Néanmoins, les théatreux ne sont pas là, alors que les flics si.
Deux motards arrivent et s’arrêtent devant le fil, comme si c’était aussi une frontière pour eux. Ils passent au moins 10 min devant le fil à regarder les dessins. Je ne pense pas qu’ils observent la qualité de l’impression, mais plutôt les messages, comme les petites voitures de police qui brûlent ou les slogans des dessins " tout brûler" ou encore " compost the rich".
On suppose qu’ils attendent les ordres.
On est trop peu, moins d’une dizaine vers la barricade, on les regarde aussi, et on attend de voir ce qu’il va se passer.
Une ancienne institutrice me tient la jambe pour m’expliquer que quand même, il y a de bons profs, alors que je lui répond que le problème est l’école en elle-même. Je coupe la conversation, car je vois les flics arriver et je surveille ce qu’il va se passer, mais elle tient absolument à continuer la discussion et me dit que les flics, bah ils ont que de la gueule, mais ils ne lui ont jamais rien fait en des années de manifs. Tout ça en les ignorants royalement et en me bloquant la vue. Je ne comprends pas comment il existe encore des personnes qui n’ont pas la méfiance comme réflexe viscéral devant ces personnes à uniforme.
Sur ce, un des flics descend de sa moto et commence à essayer d’arracher la ficelle. Il a des gants, mais il galère à l’enlever, et il se fait mal. Plein de journalistes charognards dès qu’il se passe le moindre truc, mais personne pour capturer cet instant.

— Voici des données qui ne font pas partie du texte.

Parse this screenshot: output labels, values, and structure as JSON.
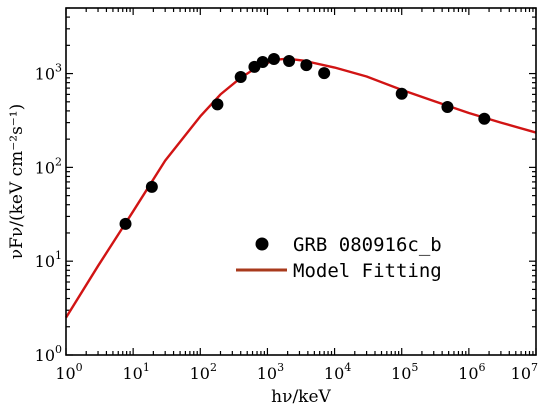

Ils nous presse ensuite : "Mesdemoiselles, on vous laisse le temps de ranger tout ça proprement". On avait déjà commencé à remballer, on voulait pas qu’ils nous saisisent notre matériel. On ramène les tables et une dizaine de policier-ers arrivent. On est genre 5 à ranger en face. Ils prennent délicatement tous les objets qui servaient de barricades et ouvrent la route à nouveau. On reprend la ficelle qui traîne par terre, et on l’attache sur le mur de l’université. Le fil ne traverse plus la rue, c’est sur le trottoir, ce n’est plus leur problème. Il est bientôt midi, toutes les troupes partent, sûrement pour manger. On range notre matos et on fait la même. Les gens du resto Trott sont arrivés et on va se rassasier, plutôt dépités. On comprend bien qu’on est mal organisé, que l’on n’était pas assez nombreux, qu’on aurait dû faire autrement. On a tenté un truc, ça nous a donné des idées, on s’organisera mieux la prochaine fois.